憤怒の暗黒騎士VS六宝剣の勇者
クツェルは切り札を見せてやると言ったのにも関わらず、一歩も動く素振りを見せなかった。
なんだ、ただのハッタリだったのか?
勇者としてのプライドがクツェルにハッタリをかませと命令したのか?
どちらにしてもくだらない。
ありもしない力にしがみつくなど雑魚がすることだ。
そして言うまでもなく、この勇者も雑魚だということ。
全く、期待外れも良いところだ。
俺がシハルを抱えながらクツェルに近づくと、クツェルは前触れもなく突如叫び出した。
彼が放った言葉、それは・・・
「頼む!」
その合図と共に吹っ飛ばされたはずの兵士が木陰から姿を現し、俺を目掛けて斬りかかってくる。
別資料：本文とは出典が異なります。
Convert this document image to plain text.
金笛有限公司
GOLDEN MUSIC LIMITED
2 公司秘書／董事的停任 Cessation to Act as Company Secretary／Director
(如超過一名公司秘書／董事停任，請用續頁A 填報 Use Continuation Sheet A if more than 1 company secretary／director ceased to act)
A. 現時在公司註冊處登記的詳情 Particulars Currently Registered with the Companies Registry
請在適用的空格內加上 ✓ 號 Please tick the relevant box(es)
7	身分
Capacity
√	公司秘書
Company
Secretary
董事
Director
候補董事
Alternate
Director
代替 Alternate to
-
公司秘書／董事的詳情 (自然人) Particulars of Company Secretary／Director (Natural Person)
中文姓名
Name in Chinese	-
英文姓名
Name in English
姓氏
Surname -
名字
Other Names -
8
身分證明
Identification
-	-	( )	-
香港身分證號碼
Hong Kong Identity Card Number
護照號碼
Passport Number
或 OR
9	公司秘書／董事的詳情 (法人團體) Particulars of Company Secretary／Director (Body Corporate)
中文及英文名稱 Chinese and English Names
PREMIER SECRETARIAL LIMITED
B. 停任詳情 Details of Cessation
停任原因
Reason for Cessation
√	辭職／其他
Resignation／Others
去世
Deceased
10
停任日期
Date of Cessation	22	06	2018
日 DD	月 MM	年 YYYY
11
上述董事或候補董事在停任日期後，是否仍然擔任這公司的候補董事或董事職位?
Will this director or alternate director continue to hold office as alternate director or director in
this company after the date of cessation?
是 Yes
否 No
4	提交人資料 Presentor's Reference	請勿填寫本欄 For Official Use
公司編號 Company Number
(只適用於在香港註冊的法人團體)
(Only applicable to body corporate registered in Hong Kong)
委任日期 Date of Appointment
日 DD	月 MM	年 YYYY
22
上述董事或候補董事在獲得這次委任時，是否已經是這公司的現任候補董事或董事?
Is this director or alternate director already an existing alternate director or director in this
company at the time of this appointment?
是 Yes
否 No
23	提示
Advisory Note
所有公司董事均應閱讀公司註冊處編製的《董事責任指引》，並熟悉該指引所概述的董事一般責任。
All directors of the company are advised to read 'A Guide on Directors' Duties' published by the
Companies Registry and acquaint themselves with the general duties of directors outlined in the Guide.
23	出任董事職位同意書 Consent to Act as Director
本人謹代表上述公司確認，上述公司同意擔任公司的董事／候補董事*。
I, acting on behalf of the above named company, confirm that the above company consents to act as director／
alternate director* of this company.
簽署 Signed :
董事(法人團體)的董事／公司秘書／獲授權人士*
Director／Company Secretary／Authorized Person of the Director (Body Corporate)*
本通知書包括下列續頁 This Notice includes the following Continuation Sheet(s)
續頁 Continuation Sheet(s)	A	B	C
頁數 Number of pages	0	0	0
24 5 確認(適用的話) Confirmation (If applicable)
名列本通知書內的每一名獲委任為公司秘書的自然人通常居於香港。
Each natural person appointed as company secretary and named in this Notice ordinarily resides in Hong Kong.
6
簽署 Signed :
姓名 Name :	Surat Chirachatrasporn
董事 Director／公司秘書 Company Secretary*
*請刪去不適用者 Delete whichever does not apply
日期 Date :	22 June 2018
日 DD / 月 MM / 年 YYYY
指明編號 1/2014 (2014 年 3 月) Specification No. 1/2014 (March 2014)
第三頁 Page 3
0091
おいおい、まさかこれが切り札とかいうんじゃないだろうな?
確かに、相手の不意を突いた攻撃としては評価しよう。
だが、クツェル。
貴様のその合図は不必要だったな。
貴様のその合図のせいで全てが台無しだ。
全部で10人と言ったところだろうか?
波の人間なら、数で押されて死ぬのが決まりだろうが、それは波の人間に限った話だ。
俺はそんな雑魚とは違う。
俺は武器を構え、腕の中にいるシハルに呟いた。
「シハル、目つむっとけ」
「う、うん」
俺の指示通りにシハルは力強く目をつむった。
なぜ目を閉じるようにシハルに命を下したのか。
それは、人も殺したことのないシハルにとって斬殺の光景はトラウマになると思ったからだ。
残酷な光景はもっと慣れてからの方が良い。
その優しさはシハルにも十分伝わっていた。
「さて、雑魚は大人しくしててもらおうか」
束になろうと俺の前では無意味である。
それにしてもこれは何かの陣形か?
3人が一斉に斬りかかってきて、その後ろで7人が斬りかかる準備をしている。
恐らくは、俺が3人を相手にしている間に斬りかかろうという根端か?
ならその予想外の出来事にどこまで迅速に対応できるか見てみよう。
俺は斬りかかる3人を後ろに待機する7人の所まで刀の風圧だけで吹き飛ばした。
これでどうだ・・・・・?
だが、俺は気が付いてしまった。
本命はこっちだ。
俺の背後に音を立てずに斬りかかろうとしている兵士2人。
全部で12人だということになる。
だが、さっきクツェルがここに来た時、12人いたか?
まあどちらにせよ関係ない。
最終的には全員殺すんだから。
そして、斬りかかる二人を駒のように高速スピンで胴体を真っ二つに。
この程度で死ぬとは、全く雑魚の中の雑魚。
正直、これでも手を抜いていた方だ。
それに、さっきの俺の攻撃は誰でも予想できる攻撃パターンだ。
よく考えてみて欲しい。
何かしらの剣を持っていて背後から襲われた時、どう攻撃するかを。
無論、横斬りに決まっているだろ?
普通に考えて2人で襲い掛かる時、横切りにはしないだろう。
横切りすることでお互いの攻撃を邪魔するだけだからな。
となると奴らの攻撃は縦切りに限定される。
そうと決まって、縦斬りにする愚かなやつはいないだろう?
要するに奴らは防げた攻撃も防げない。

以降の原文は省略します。